A Book Platform But Not For Thee!
What it means when Goodreads deletes your author account over a country name?
I joined Goodreads over a decade ago. For me, it’s always been a book platform—a place for authors and readers. Over the years, even though some writers and readers told me they didn’t care much about it, I stayed. Then, in 2023, I became a Goodreads Author.
How exciting! Until I received an email this week:
“Your Goodreads account has been deleted as part of a compliance review. If you believe this action has been made in error, please contact us within 14 days…”
At first, I thought the email was spam. I checked my account—it was gone. I couldn’t even log in anymore. Thankfully, through my day job, I’ve had enough training to check the legitimacy of such emails. This wasn’t spam, so I responded to the email and simply said their action was made in error.
This is how they replied:
“Thank you for contacting Amazon Compliance. Amazon complies with sanctions and export control regulations. After reviewing your account, we found similarities between information in your account and a country with which we cannot currently do business.”
A country?
Which country? The country of my birth—Iran—listed on my profile?

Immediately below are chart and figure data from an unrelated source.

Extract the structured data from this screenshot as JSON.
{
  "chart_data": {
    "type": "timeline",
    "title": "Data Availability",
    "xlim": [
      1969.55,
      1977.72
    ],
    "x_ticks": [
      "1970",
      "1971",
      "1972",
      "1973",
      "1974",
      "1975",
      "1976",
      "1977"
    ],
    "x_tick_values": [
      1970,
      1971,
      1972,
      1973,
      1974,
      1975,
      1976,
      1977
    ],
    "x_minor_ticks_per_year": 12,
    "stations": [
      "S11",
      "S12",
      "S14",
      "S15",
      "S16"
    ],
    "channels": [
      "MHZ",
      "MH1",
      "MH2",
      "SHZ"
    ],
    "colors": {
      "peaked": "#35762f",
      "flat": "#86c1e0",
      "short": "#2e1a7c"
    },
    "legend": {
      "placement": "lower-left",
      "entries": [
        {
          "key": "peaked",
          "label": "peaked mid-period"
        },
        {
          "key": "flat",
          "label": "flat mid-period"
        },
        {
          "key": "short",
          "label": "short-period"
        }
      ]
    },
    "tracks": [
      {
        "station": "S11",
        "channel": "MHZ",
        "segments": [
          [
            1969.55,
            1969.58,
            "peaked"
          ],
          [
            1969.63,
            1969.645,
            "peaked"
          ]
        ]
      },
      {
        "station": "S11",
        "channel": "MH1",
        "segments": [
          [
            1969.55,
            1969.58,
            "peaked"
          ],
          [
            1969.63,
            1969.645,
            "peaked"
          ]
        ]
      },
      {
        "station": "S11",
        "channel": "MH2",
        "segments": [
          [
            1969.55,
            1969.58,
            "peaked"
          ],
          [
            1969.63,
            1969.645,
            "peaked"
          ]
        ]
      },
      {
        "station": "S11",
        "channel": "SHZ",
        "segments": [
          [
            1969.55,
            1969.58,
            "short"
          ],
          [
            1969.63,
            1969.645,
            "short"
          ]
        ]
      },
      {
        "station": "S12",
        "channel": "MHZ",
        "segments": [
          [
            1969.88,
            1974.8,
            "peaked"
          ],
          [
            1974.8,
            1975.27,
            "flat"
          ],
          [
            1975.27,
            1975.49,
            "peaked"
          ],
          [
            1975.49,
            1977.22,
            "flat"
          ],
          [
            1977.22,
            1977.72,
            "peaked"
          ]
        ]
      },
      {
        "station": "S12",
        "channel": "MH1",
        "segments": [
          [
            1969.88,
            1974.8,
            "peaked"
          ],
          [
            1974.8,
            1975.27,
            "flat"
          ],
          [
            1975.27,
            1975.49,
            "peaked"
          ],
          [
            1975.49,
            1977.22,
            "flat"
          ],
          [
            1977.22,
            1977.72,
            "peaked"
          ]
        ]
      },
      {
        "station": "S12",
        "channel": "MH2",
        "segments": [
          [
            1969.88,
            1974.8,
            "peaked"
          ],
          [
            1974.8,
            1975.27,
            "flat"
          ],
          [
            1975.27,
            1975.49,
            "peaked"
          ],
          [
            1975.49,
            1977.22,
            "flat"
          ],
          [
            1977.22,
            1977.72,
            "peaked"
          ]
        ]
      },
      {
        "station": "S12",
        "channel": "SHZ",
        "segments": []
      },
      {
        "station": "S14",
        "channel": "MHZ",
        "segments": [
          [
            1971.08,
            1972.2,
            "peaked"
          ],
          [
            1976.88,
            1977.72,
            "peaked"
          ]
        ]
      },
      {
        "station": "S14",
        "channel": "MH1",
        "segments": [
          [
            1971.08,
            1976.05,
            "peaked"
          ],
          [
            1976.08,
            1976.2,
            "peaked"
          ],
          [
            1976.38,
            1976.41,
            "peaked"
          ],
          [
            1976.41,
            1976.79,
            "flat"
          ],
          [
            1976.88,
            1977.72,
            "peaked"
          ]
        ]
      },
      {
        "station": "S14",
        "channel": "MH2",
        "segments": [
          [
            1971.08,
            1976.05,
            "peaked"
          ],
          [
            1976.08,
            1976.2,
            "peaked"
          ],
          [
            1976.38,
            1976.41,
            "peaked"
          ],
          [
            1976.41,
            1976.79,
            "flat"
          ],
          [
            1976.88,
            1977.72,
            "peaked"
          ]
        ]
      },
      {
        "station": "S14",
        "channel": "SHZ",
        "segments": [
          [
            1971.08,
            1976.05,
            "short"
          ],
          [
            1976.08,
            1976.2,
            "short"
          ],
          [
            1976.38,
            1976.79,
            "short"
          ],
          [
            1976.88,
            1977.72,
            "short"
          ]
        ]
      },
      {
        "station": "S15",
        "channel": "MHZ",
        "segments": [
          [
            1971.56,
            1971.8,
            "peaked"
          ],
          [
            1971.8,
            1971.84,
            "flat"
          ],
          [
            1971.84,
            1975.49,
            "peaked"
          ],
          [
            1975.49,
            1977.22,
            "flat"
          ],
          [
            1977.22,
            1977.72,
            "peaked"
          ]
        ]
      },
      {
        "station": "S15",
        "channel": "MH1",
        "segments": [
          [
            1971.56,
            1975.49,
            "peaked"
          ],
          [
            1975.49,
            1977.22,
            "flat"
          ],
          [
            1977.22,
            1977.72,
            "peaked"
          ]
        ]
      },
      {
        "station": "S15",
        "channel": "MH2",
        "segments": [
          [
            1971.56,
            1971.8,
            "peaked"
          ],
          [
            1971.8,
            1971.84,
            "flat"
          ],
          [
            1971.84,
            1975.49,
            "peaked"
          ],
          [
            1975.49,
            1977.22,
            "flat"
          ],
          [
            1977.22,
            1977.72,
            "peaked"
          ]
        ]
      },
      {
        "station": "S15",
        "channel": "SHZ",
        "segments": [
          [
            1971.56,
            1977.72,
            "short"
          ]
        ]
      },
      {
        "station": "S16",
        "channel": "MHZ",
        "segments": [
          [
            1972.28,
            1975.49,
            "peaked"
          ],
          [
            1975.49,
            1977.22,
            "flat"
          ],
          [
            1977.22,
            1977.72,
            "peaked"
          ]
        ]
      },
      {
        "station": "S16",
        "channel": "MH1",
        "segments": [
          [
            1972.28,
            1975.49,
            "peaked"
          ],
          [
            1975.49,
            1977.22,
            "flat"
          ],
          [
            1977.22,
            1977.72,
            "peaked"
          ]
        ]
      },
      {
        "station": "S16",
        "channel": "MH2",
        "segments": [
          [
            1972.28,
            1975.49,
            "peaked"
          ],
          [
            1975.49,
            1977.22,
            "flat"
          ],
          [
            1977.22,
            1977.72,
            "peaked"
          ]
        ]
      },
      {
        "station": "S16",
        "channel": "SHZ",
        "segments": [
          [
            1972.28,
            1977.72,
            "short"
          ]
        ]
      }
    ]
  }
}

The country that’s the setting of my novel?
The answer is obvious: Iran.
It’s ironic. Goodreads is supposed to be a place for books and writers. My novel Zulaikha is set in Iran. It mirrors the life of an ordinary woman navigating two periods of tyranny.

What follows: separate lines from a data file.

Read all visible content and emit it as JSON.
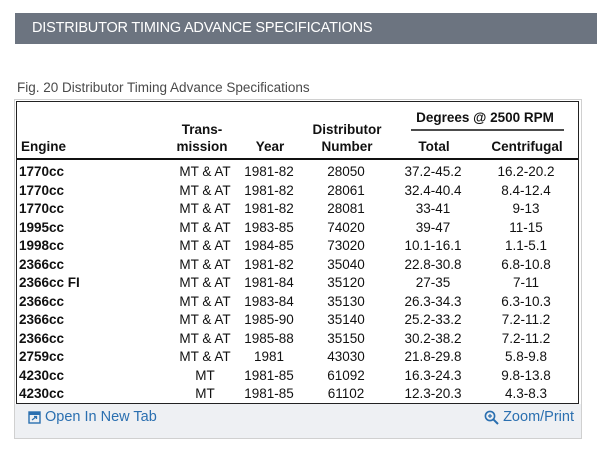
{
  "header": {
    "title": "DISTRIBUTOR TIMING ADVANCE SPECIFICATIONS"
  },
  "figure": {
    "caption": "Fig. 20 Distributor Timing Advance Specifications"
  },
  "table": {
    "group_header": "Degrees @ 2500 RPM",
    "columns": {
      "engine": "Engine",
      "trans_1": "Trans-",
      "trans_2": "mission",
      "year": "Year",
      "dist_1": "Distributor",
      "dist_2": "Number",
      "total": "Total",
      "centrifugal": "Centrifugal"
    },
    "rows": [
      {
        "engine": "1770cc",
        "trans": "MT & AT",
        "year": "1981-82",
        "dist": "28050",
        "total": "37.2-45.2",
        "cent": "16.2-20.2"
      },
      {
        "engine": "1770cc",
        "trans": "MT & AT",
        "year": "1981-82",
        "dist": "28061",
        "total": "32.4-40.4",
        "cent": "8.4-12.4"
      },
      {
        "engine": "1770cc",
        "trans": "MT & AT",
        "year": "1981-82",
        "dist": "28081",
        "total": "33-41",
        "cent": "9-13"
      },
      {
        "engine": "1995cc",
        "trans": "MT & AT",
        "year": "1983-85",
        "dist": "74020",
        "total": "39-47",
        "cent": "11-15"
      },
      {
        "engine": "1998cc",
        "trans": "MT & AT",
        "year": "1984-85",
        "dist": "73020",
        "total": "10.1-16.1",
        "cent": "1.1-5.1"
      },
      {
        "engine": "2366cc",
        "trans": "MT & AT",
        "year": "1981-82",
        "dist": "35040",
        "total": "22.8-30.8",
        "cent": "6.8-10.8"
      },
      {
        "engine": "2366cc FI",
        "trans": "MT & AT",
        "year": "1981-84",
        "dist": "35120",
        "total": "27-35",
        "cent": "7-11"
      },
      {
        "engine": "2366cc",
        "trans": "MT & AT",
        "year": "1983-84",
        "dist": "35130",
        "total": "26.3-34.3",
        "cent": "6.3-10.3"
      },
      {
        "engine": "2366cc",
        "trans": "MT & AT",
        "year": "1985-90",
        "dist": "35140",
        "total": "25.2-33.2",
        "cent": "7.2-11.2"
      },
      {
        "engine": "2366cc",
        "trans": "MT & AT",
        "year": "1985-88",
        "dist": "35150",
        "total": "30.2-38.2",
        "cent": "7.2-11.2"
      },
      {
        "engine": "2759cc",
        "trans": "MT & AT",
        "year": "1981",
        "dist": "43030",
        "total": "21.8-29.8",
        "cent": "5.8-9.8"
      },
      {
        "engine": "4230cc",
        "trans": "MT",
        "year": "1981-85",
        "dist": "61092",
        "total": "16.3-24.3",
        "cent": "9.8-13.8"
      },
      {
        "engine": "4230cc",
        "trans": "MT",
        "year": "1981-85",
        "dist": "61102",
        "total": "12.3-20.3",
        "cent": "4.3-8.3"
      }
    ]
  },
  "footer": {
    "open_tab": "Open In New Tab",
    "zoom": "Zoom/Print",
    "open_tab_icon": "open-in-new-tab-icon",
    "zoom_icon": "magnifier-zoom-icon"
  },
  "colors": {
    "header_bg": "#6c7480",
    "link": "#2a6fb0",
    "bottom_bar": "#eef0f3"
  }
}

At a time like this, a novel like Zulaikha should spark curiosity. I get a sanction.
My publisher has been supportive, and so has the Writers' Union of Canada, which has also taken action.
So, I’m fighting this issue, but I can’t help it. I feel stupid. But if not all, most fights are stupid, aren’t they?
Well, they might return my account since I have provided enough proof that I am also a Canadian. This makes me sad—very, very sad, not just for myself but for all the writers/ poets who live in a “country” they don’t want on their platforms. Does this mean Goodreads will become a platform only for writers from a compliant “country”? What about their stories, their literature?
Isn’t this alarming? What are we going to do about it?
You might choose to feel at ease, thinking it won’t happen to you. Maybe it won’t. But allow me to interrupt that comfort for a brief moment: this so-called book platform is paralyzed. It operates on selective thresholds—compliance filters that quietly exclude writers from certain countries. Day by day, it distances us from world literature. From the stories we need most.
This is absolutely disgraceful—and you’re right that this speaks to the sinister power these platforms have to determine who “counts” as a writer and reader.
What a bullshit thing to happen. Sorry you have to deal with that, Lily! And shame on the companies involved.